See also: Side effects (in more detail)

What other drugs will affect icodextrin (LVP solution)?

Tell your doctor about all other medicines you use, especially:

  • adefovir (Hepsera);

  • blood pressure medication;

  • digoxin (Lanoxin, Lanoxicaps);

  • entecavir (Baraclude);

  • insulin;

  • metformin (Glucophage, Actoplus Met, Avandamet, Glucovance, Janumet, Kombiglyze, Metaglip, PrandiMet); or

  • HIV or AIDS medications such as abacavir (Ziagen), didanosine (Videx), emtricitabine (Atripla, Emtriva), lamivudine (Combivir, Epzicom), stavudine (Zerit), tenofovir (Truvada, Viread), or zidovudine (Retrovir, Trizivir).

There may be other drugs that can interact with icodextrin. Tell your doctor about all the prescription and over-the-counter medications you use. This includes vitamins, minerals, herbal products, and drugs prescribed by other doctors. Do not start using a new medication without telling your doctor.

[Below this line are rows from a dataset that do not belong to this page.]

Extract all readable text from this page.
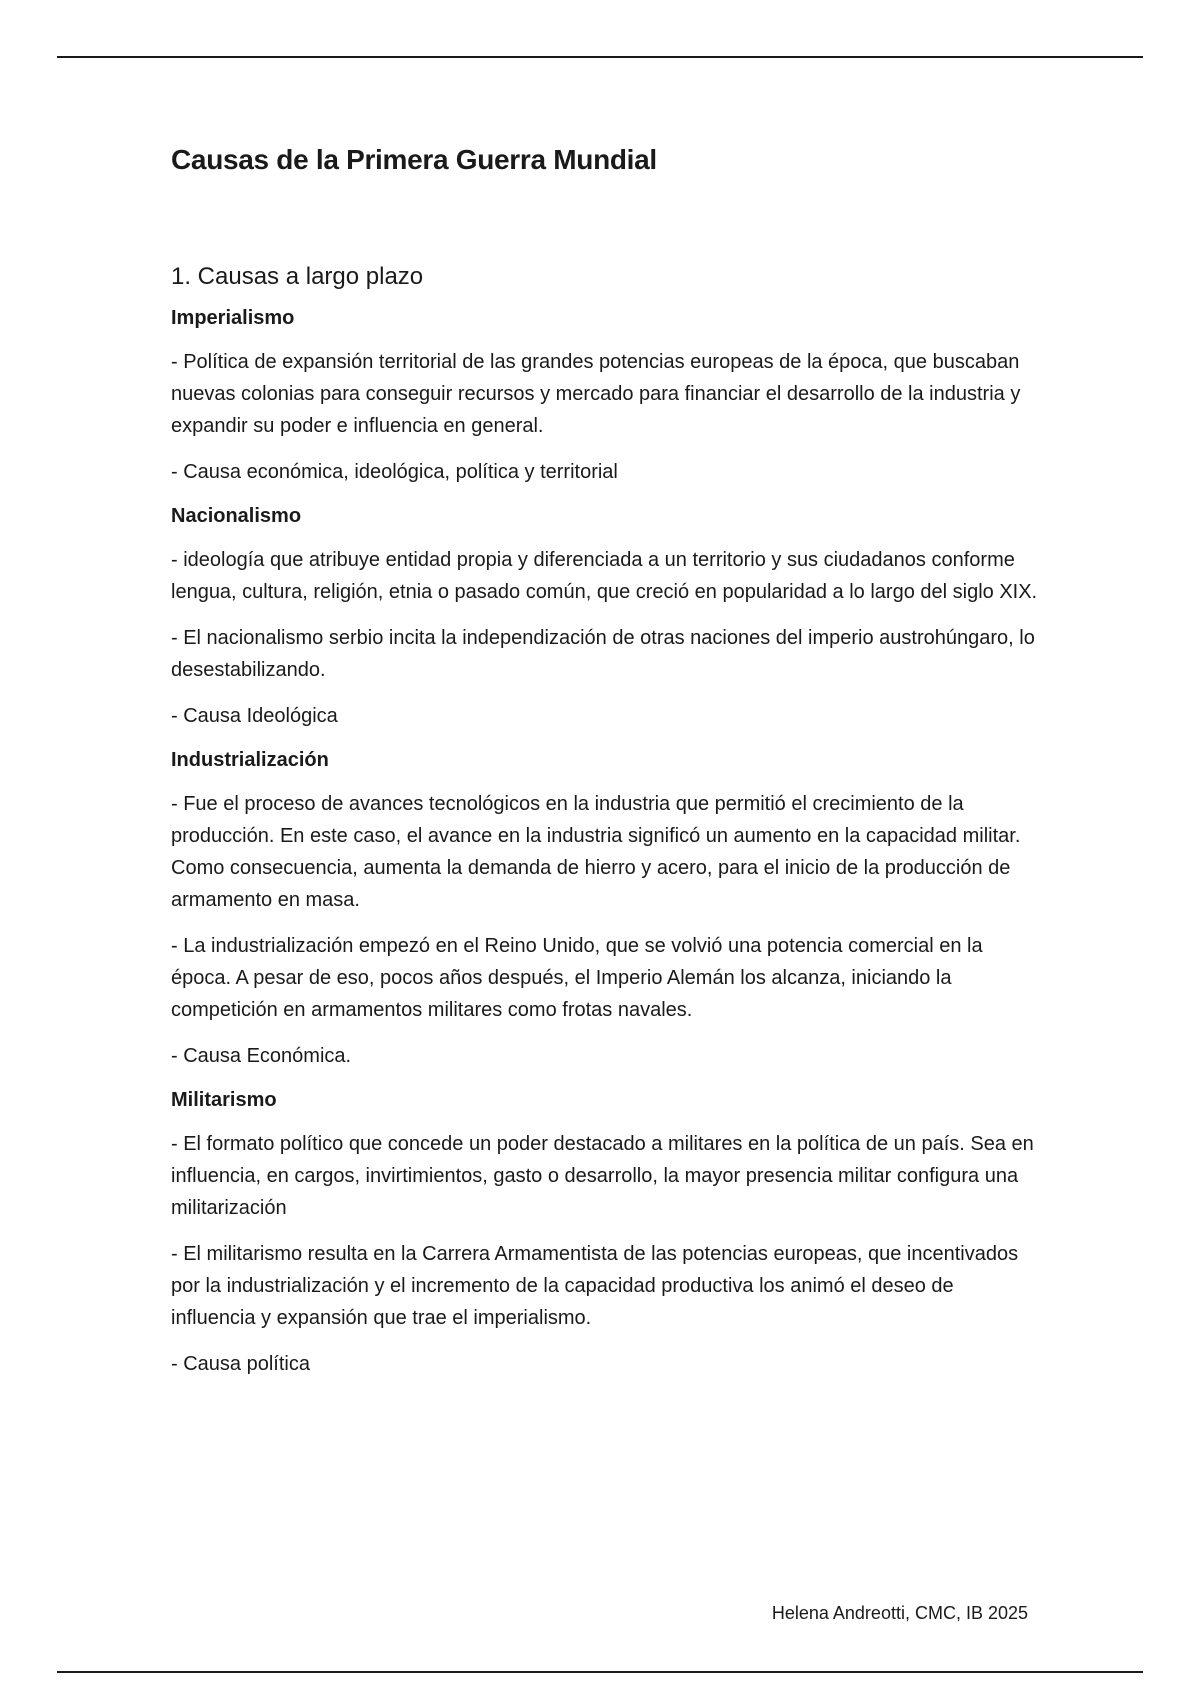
Causas de la Primera Guerra Mundial
1. Causas a largo plazo
Imperialismo

- Política de expansión territorial de las grandes potencias europeas de la época, que buscaban nuevas colonias para conseguir recursos y mercado para financiar el desarrollo de la industria y expandir su poder e influencia en general.

- Causa económica, ideológica, política y territorial

Nacionalismo

- ideología que atribuye entidad propia y diferenciada a un territorio y sus ciudadanos conforme lengua, cultura, religión, etnia o pasado común, que creció en popularidad a lo largo del siglo XIX.

- El nacionalismo serbio incita la independización de otras naciones del imperio austrohúngaro, lo desestabilizando.

- Causa Ideológica

Industrialización

- Fue el proceso de avances tecnológicos en la industria que permitió el crecimiento de la producción. En este caso, el avance en la industria significó un aumento en la capacidad militar. Como consecuencia, aumenta la demanda de hierro y acero, para el inicio de la producción de armamento en masa.

- La industrialización empezó en el Reino Unido, que se volvió una potencia comercial en la época. A pesar de eso, pocos años después, el Imperio Alemán los alcanza, iniciando la competición en armamentos militares como frotas navales.

- Causa Económica.

Militarismo

- El formato político que concede un poder destacado a militares en la política de un país. Sea en influencia, en cargos, invirtimientos, gasto o desarrollo, la mayor presencia militar configura una militarización

- El militarismo resulta en la Carrera Armamentista de las potencias europeas, que incentivados por la industrialización y el incremento de la capacidad productiva los animó el deseo de influencia y expansión que trae el imperialismo.

- Causa política

Helena Andreotti, CMC, IB 2025
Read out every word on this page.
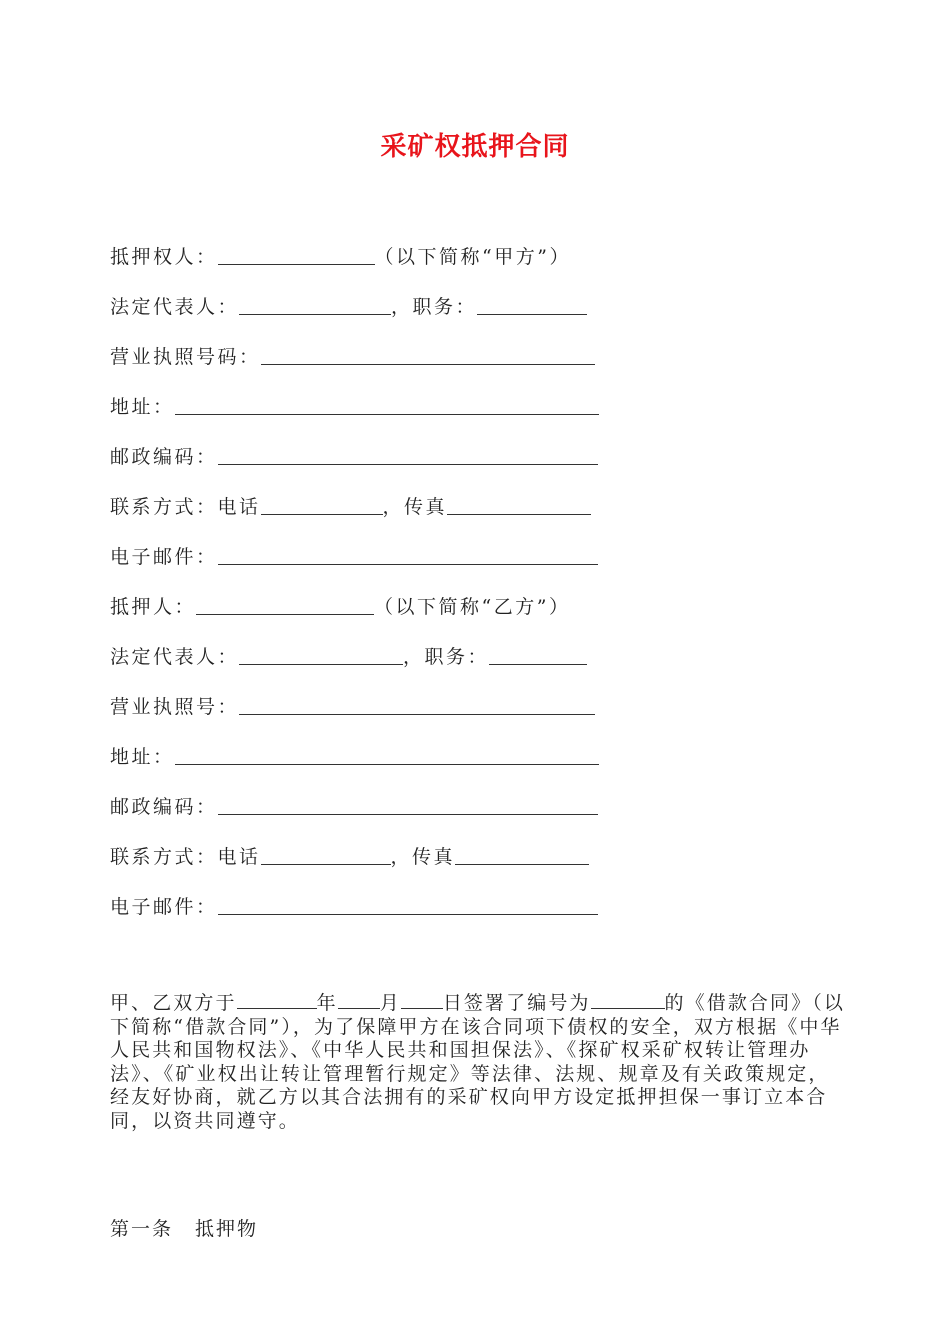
采矿权抵押合同
抵押权人：	（以下简称“甲方”）
法定代表人：	，职务：
营业执照号码：
地址：
邮政编码：
联系方式：电话	，传真
电子邮件：
抵押人：	（以下简称“乙方”）
法定代表人：	，职务：
营业执照号：
地址：
邮政编码：
联系方式：电话	，传真
电子邮件：
甲、乙双方于	年 月 日签署了编号为	的《借款合同》（以下简称“借款合同”），为了保障甲方在该合同项下债权的安全，双方根据《中华人民共和国物权法》、《中华人民共和国担保法》、《探矿权采矿权转让管理办法》、《矿业权出让转让管理暂行规定》等法律、法规、规章及有关政策规定，经友好协商，就乙方以其合法拥有的采矿权向甲方设定抵押担保一事订立本合同，以资共同遵守。
第一条 抵押物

Where can I get more information?

  • Your pharmacist can provide more information about icodextrin (LVP solution).
  • Remember, keep this and all other medicines out of the reach of children, never share your medicines with others, and use this medication only for the indication prescribed.
  • Disclaimer: Every effort has been made to ensure that the information provided by Cerner Multum, Inc. ('Multum') is accurate, up-to-date, and complete, but no guarantee is made to that effect. Drug information contained herein may be time sensitive. Multum information has been compiled for use by healthcare practitioners and consumers in the United States and therefore Multum does not warrant that uses outside of the United States are appropriate, unless specifically indicated otherwise. Multum's drug information does not endorse drugs, diagnose patients or recommend therapy. Multum's drug information is an informational resource designed to assist licensed healthcare practitioners in caring for their patients and/or to serve consumers viewing this service as a supplement to, and not a substitute for, the expertise, skill, knowledge and judgment of healthcare practitioners. The absence of a warning for a given drug or drug combination in no way should be construed to indicate that the drug or drug combination is safe, effective or appropriate for any given patient. Multum does not assume any responsibility for any aspect of healthcare administered with the aid of information Multum provides. The information contained herein is not intended to cover all possible uses, directions, precautions, warnings, drug interactions, allergic reactions, or adverse effects. If you have questions about the drugs you are taking, check with your doctor, nurse or pharmacist.